Пайпер все еще болтает, расспрашивая, чем я занималась на каникулах. Когда говорю, что работала, она рассказывает об ужасном путешествии в Йеллоустон с родителями и двумя младшими братьями. Я киваю и улыбаюсь в нужных местах, делая вид, что в порядке. Она, кажется, верит.

Вот и хорошо!

Поправив ярко-розовые очки в кошачьей оправе, она улыбается и берет меня за руку.

— Я так рада тебя видеть! Родители, кстати, ждут тебя к нам на ужин. Мы давненько не виделись!

Да уж.

— Ты как, в порядке? — спрашивает она.

Не успеваю ответить, как кто-то толкает меня плечом и быстро уходит, напоследок бросив: «Крыса».

От удара рюкзак сваливается с плеча.

Началось…

Пайпер наклоняется за ним и кричит в спину парню:

— Поосторожнее, придурок!

Я встаю на носочки и вытягиваю шею, чтобы посмотреть, кто это был. Рыжие волосы — футболист Брендон Уилкс. Мы почти не знакомы.

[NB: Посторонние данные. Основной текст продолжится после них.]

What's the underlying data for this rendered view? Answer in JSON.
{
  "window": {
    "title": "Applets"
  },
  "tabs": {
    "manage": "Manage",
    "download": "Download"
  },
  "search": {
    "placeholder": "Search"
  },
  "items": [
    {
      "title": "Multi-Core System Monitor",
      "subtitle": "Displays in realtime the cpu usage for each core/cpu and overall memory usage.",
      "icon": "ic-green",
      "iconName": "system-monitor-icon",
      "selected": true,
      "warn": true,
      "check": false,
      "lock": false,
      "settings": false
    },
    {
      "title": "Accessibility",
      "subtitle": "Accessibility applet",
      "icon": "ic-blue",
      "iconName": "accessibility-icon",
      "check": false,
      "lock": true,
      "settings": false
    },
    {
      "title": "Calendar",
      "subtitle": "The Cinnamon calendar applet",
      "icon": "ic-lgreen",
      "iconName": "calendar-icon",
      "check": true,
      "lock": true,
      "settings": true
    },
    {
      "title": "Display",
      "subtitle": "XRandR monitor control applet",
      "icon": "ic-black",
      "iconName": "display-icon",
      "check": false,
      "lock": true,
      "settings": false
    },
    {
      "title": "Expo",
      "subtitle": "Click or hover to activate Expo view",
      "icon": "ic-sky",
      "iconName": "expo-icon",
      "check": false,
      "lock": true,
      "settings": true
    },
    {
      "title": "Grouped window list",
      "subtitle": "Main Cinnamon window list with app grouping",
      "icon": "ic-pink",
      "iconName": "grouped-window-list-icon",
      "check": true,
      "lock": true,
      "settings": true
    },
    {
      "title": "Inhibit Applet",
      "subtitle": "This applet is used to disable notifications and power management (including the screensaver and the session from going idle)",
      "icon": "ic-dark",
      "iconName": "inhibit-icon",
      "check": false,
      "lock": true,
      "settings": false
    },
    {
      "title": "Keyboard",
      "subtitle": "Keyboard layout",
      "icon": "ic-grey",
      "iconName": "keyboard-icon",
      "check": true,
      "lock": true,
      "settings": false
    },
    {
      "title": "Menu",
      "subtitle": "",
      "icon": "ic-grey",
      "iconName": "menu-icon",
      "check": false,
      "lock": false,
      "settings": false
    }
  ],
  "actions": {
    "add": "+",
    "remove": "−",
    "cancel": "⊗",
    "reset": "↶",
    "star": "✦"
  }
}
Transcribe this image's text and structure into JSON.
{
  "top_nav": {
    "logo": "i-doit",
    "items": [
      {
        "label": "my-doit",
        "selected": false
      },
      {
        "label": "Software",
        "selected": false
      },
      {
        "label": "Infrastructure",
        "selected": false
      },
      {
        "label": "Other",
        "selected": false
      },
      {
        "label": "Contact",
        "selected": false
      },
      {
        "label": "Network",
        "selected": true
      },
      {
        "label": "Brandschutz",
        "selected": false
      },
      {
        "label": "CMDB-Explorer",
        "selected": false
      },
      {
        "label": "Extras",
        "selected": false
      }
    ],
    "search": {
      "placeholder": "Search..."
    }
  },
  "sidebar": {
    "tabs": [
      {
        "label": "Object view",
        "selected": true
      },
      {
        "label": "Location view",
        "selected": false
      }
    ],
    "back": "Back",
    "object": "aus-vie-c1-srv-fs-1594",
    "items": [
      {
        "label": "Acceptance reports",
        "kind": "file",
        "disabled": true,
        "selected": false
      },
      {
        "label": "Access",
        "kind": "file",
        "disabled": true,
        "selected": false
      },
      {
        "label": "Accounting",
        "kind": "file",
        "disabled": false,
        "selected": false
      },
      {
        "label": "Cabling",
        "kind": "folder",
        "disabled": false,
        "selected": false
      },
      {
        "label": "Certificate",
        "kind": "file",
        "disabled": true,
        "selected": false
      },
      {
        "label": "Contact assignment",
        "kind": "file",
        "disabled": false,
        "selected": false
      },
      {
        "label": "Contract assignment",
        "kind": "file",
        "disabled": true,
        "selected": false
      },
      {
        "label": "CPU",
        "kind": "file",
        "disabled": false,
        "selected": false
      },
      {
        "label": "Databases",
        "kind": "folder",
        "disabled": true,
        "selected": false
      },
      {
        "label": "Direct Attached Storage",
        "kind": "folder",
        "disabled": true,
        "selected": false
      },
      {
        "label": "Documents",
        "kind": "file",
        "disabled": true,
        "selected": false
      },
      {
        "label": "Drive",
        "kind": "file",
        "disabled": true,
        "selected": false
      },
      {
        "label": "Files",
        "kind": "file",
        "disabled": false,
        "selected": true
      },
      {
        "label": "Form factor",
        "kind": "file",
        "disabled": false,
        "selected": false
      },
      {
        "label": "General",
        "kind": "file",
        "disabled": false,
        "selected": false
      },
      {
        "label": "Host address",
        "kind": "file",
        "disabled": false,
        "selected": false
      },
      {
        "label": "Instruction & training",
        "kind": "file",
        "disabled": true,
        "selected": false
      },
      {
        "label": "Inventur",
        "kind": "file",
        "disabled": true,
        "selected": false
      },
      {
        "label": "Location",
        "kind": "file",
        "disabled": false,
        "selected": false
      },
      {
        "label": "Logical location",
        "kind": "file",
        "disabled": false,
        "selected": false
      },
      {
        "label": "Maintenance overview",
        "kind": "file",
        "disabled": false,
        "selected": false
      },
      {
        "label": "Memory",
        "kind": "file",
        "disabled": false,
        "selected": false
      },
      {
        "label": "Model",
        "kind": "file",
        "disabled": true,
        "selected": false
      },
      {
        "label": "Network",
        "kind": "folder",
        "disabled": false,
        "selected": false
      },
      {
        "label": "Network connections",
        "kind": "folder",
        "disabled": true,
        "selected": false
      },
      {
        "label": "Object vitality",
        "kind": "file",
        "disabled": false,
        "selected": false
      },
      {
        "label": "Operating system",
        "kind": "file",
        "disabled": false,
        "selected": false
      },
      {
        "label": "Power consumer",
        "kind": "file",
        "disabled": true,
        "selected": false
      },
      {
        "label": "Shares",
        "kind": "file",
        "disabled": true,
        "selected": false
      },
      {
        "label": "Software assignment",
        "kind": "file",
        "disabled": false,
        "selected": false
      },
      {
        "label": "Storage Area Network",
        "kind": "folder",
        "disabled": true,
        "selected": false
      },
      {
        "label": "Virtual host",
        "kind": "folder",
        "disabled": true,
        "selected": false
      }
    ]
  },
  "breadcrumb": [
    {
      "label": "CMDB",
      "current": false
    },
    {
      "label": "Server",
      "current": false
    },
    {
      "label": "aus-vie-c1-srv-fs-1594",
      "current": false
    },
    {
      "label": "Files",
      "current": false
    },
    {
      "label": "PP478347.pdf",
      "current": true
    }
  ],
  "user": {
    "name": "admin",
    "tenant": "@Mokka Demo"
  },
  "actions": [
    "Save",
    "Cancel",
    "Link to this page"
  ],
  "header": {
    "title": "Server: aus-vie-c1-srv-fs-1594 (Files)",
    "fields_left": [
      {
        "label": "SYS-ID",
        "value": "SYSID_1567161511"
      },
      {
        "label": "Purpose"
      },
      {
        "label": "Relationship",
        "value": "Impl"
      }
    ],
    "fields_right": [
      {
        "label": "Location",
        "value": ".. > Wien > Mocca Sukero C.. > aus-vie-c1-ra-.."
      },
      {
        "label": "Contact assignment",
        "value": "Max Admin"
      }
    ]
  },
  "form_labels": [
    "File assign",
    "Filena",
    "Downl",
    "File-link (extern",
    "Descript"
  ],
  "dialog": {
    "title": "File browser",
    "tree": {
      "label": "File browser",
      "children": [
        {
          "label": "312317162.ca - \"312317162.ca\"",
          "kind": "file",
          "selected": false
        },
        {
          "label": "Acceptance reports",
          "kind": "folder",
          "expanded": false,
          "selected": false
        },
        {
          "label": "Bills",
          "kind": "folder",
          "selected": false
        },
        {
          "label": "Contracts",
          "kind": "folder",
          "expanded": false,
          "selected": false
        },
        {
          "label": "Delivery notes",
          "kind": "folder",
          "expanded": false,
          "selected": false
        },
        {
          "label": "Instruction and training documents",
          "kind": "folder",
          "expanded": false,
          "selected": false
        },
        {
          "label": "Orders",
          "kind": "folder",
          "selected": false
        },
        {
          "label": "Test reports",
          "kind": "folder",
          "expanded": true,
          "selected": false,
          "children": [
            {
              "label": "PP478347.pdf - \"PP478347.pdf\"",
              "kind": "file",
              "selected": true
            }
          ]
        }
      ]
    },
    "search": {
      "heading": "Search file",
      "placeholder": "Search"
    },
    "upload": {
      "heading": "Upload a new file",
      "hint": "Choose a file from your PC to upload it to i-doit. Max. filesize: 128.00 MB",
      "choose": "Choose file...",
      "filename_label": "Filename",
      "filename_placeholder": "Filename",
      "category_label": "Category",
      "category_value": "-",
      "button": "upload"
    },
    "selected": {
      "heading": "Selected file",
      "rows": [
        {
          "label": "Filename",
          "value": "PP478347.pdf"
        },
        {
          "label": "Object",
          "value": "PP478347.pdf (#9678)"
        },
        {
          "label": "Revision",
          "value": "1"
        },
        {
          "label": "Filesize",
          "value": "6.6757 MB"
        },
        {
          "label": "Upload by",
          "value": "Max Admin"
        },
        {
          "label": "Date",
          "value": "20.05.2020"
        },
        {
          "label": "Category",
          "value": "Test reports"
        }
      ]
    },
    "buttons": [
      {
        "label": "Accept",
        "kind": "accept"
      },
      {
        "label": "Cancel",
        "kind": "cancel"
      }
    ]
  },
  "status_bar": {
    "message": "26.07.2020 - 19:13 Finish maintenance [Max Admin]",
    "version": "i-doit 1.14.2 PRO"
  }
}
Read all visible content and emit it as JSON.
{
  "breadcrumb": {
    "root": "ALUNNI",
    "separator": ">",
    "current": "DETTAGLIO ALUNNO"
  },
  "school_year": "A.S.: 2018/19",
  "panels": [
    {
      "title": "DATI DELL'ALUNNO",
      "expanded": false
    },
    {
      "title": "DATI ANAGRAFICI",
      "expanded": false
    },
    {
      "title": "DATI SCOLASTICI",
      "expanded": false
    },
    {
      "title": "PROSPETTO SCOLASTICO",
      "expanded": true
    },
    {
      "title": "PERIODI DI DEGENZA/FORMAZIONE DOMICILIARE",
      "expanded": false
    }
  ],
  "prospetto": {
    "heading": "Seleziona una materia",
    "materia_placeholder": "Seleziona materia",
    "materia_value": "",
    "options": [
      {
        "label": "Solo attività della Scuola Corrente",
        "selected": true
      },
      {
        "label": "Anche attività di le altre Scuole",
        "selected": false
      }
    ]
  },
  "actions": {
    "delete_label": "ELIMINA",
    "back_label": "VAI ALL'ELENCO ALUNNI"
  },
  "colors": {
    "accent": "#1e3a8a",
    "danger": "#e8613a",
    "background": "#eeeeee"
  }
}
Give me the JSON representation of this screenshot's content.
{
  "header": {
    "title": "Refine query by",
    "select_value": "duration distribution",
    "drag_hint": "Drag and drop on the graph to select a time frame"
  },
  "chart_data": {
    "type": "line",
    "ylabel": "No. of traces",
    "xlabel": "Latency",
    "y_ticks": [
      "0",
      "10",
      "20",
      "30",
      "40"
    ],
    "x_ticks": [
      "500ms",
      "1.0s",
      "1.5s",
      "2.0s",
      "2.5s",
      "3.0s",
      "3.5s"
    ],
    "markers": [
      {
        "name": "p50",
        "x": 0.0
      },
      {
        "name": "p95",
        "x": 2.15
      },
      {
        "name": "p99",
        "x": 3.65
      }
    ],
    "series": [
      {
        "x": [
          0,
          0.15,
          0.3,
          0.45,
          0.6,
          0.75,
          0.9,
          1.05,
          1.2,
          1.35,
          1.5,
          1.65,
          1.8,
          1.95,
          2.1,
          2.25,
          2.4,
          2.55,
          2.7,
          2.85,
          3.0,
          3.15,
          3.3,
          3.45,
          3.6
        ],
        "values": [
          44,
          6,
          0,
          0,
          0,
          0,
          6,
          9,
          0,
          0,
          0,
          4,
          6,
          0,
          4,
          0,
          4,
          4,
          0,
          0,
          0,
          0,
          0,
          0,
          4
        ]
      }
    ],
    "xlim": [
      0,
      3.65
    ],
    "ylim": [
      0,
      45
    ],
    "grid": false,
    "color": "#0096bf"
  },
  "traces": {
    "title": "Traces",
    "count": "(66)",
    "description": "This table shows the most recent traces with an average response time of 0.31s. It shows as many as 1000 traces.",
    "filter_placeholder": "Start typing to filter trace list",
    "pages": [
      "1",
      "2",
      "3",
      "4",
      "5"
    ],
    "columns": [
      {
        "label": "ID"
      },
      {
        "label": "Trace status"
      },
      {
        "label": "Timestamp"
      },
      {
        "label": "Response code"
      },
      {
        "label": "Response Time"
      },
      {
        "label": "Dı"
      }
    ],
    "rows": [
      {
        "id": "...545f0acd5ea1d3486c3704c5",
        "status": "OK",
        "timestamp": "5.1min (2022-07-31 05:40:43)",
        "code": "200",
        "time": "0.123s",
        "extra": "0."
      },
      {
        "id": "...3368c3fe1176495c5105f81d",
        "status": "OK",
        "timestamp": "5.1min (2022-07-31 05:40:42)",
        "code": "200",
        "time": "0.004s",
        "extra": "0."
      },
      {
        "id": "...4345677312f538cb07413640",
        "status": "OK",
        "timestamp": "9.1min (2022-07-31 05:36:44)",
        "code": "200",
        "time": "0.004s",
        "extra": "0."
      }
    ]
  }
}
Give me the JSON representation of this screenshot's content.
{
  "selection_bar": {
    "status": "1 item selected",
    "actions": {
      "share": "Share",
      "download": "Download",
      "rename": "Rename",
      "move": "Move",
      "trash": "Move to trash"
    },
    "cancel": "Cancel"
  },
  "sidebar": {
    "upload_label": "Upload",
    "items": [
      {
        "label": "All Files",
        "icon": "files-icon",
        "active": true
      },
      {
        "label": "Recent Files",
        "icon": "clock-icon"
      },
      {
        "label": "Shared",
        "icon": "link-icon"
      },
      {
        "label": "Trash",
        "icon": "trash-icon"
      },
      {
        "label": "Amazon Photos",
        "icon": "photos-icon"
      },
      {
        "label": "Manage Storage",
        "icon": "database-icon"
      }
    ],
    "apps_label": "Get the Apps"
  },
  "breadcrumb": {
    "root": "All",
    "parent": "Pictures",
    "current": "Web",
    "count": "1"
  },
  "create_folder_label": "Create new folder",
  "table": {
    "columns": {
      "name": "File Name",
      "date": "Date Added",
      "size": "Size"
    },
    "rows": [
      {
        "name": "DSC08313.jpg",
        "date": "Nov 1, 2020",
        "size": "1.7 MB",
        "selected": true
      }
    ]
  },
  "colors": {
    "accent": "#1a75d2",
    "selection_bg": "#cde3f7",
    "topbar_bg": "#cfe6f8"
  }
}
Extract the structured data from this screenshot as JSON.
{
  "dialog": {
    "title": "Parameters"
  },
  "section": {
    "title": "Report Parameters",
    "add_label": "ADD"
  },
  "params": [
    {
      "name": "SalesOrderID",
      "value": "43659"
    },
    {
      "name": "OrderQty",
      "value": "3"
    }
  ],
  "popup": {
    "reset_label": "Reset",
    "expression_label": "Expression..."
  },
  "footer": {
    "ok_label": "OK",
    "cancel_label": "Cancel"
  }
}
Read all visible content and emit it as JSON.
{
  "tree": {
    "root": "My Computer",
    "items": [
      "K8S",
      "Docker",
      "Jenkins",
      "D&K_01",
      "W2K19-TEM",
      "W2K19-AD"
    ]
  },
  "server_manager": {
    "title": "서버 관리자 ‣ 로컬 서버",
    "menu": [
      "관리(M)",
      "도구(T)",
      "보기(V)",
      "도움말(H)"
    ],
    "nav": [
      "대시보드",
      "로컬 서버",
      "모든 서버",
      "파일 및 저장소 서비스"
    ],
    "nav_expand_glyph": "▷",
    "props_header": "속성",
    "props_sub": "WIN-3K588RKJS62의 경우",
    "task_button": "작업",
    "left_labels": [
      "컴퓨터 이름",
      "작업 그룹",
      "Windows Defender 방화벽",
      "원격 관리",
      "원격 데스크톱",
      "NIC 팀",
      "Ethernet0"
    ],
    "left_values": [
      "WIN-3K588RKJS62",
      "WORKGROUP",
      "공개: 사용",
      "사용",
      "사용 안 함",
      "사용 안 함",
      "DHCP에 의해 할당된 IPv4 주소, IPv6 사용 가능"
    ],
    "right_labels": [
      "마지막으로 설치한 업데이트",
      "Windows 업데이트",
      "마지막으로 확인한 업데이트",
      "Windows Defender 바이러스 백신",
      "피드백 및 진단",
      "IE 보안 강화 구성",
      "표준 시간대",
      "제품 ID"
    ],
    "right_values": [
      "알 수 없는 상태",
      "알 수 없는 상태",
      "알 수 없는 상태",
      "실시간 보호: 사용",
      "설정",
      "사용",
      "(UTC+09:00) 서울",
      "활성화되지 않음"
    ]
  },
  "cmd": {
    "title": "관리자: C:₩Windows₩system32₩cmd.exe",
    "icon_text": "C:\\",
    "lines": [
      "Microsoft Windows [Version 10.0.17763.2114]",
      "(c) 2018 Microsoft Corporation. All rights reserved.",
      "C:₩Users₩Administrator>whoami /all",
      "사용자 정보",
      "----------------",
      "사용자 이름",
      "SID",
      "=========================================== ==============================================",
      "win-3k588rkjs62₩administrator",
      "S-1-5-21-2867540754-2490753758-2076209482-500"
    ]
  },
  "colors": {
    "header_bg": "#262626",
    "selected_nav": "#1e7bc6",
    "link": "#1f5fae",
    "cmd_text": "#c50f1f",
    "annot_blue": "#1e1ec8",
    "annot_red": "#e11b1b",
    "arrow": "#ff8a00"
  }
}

Пайпер сдувает с лица челку и принимает беспечный вид, а сама оглядывает толпу, как бы намекая, что ко мне лезть не стоит.

— В общем, рада тебя видеть! Мы давно не общались. Ты сама виновата, конечно, но я все понимаю. Тебе нужно было время — я его тебе дала.

Она никогда не боялась говорить прямо.

Наверное, стоило почаще звонить ей, но я не могла. Не хотела вспоминать об этом месте и его обитателях. Поначалу пыталась общаться, но она заводила разговор о школе, футбольных матчах и домашних заданиях, и меня затягивала черная дыра воспоминаний о людях, думать о которых совсем не хотелось. Ее жизнь продолжалась — и правильно. Это я застряла в прошлом.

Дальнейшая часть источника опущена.